The U.S. service sector was still shrinking last month but at a decelerating pace, with activity at the highest since September 2008, when Lehman Brothers' collapse exacerbated the global financial crisis, a report showed on Monday.
The Institute for Supply Management said its measure of the service sector rose to 47.0 last month from 44.0 in May. That reading was above economists' median forecast for a rise to 46.0, but still below the dividing line between growth and contraction.
It's a good number, not quite showing expansion yet, but rising closer to that 50-level that divides contraction from expansion, said Gary Thayer, senior economist with Wells Fargo Advisors in St. Louis.
Within the report, the business activity index jumped within a hair of expansion territory, to 49.8, from 42.4 in May.

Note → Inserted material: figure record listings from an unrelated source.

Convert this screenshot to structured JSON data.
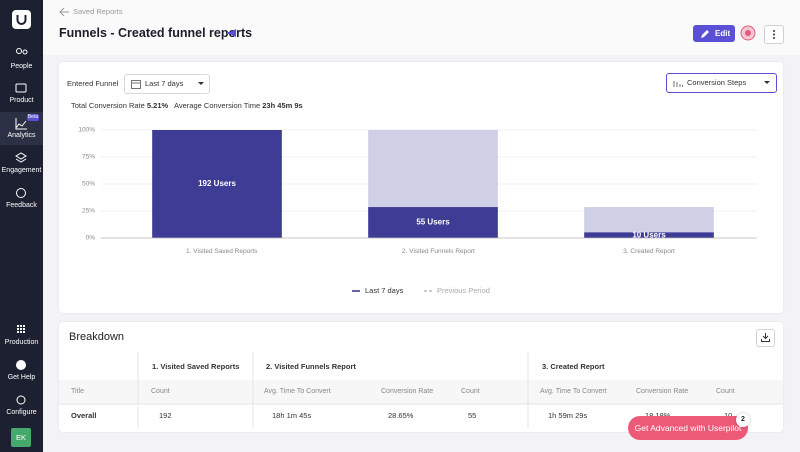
{
  "sidebar": {
    "nav": [
      "People",
      "Product",
      "Analytics",
      "Engagement",
      "Feedback"
    ],
    "badge": "Beta",
    "bottom": [
      "Production",
      "Get Help",
      "Configure"
    ],
    "avatar": "EK"
  },
  "header": {
    "back": "Saved Reports",
    "title": "Funnels - Created funnel reports",
    "edit": "Edit"
  },
  "filters": {
    "label": "Entered Funnel",
    "date_range": "Last 7 days",
    "view": "Conversion Steps"
  },
  "stats": [
    {
      "label": "Total Conversion Rate",
      "value": "5.21%"
    },
    {
      "label": "Average Conversion Time",
      "value": "23h 45m 9s"
    }
  ],
  "chart_data": {
    "type": "bar",
    "categories": [
      "1. Visited Saved Reports",
      "2. Visited Funnels Report",
      "3. Created Report"
    ],
    "series": [
      {
        "name": "Last 7 days",
        "color": "#3f3c96",
        "line_style": "solid",
        "values": [
          100,
          28.65,
          5.21
        ]
      },
      {
        "name": "Previous Period",
        "color": "#cfcfe6",
        "line_style": "dashed",
        "values": [
          100,
          100,
          28.65
        ]
      }
    ],
    "data_labels": [
      "192 Users",
      "55 Users",
      "10 Users"
    ],
    "ylim": [
      0,
      100
    ],
    "yticks": [
      {
        "value": 0,
        "label": "0%"
      },
      {
        "value": 25,
        "label": "25%"
      },
      {
        "value": 50,
        "label": "50%"
      },
      {
        "value": 75,
        "label": "75%"
      },
      {
        "value": 100,
        "label": "100%"
      }
    ],
    "grid": true
  },
  "breakdown": {
    "title": "Breakdown",
    "groups": [
      "1. Visited Saved Reports",
      "2. Visited Funnels Report",
      "3. Created Report"
    ],
    "columns": [
      "Title",
      "Count",
      "Avg. Time To Convert",
      "Conversion Rate",
      "Count",
      "Avg. Time To Convert",
      "Conversion Rate",
      "Count"
    ],
    "rows": [
      [
        "Overall",
        "192",
        "18h 1m 45s",
        "28.65%",
        "55",
        "1h 59m 29s",
        "18.18%",
        "10"
      ]
    ]
  },
  "promo": {
    "text": "Get Advanced with Userpilot",
    "badge": "2"
  }
}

Jobs in the services sector contracted, but at a slower pace, with the employment index rising to 43.4 in June from 39.0 in May.
The details were pretty solid, with the employment number improving, said Carl Lantz, U.S. interest rate strategist with Credit Suisse in New York. The non-manufacturing ISM tends to track payrolls pretty well, which suggests that perhaps July won't be as bad as June on that front. And, the new orders component improved, Lantz said.
The new orders index rose to 48.6 in June from 44.4 in May.
Prices paid rose to 53.7 in June from 46.9, driven partly by a rise in oil prices, said Anthony Nieves, chair of the ISM non-manufacturing business survey committee.
U.S. stocks initially pared losses after the ISM data, while government bond prices dipped. The dollar trimmed losses against the yen.
The services sector represents about 80 percent of U.S. economic activity, including businesses such as banks, airlines, hotels and restaurants.
Analysts are watching to see if the index can rise above 50 for several months for a trend to take hold.
I don't want to get too excited until I see what the next couple of months brings, ISM's Nieves said.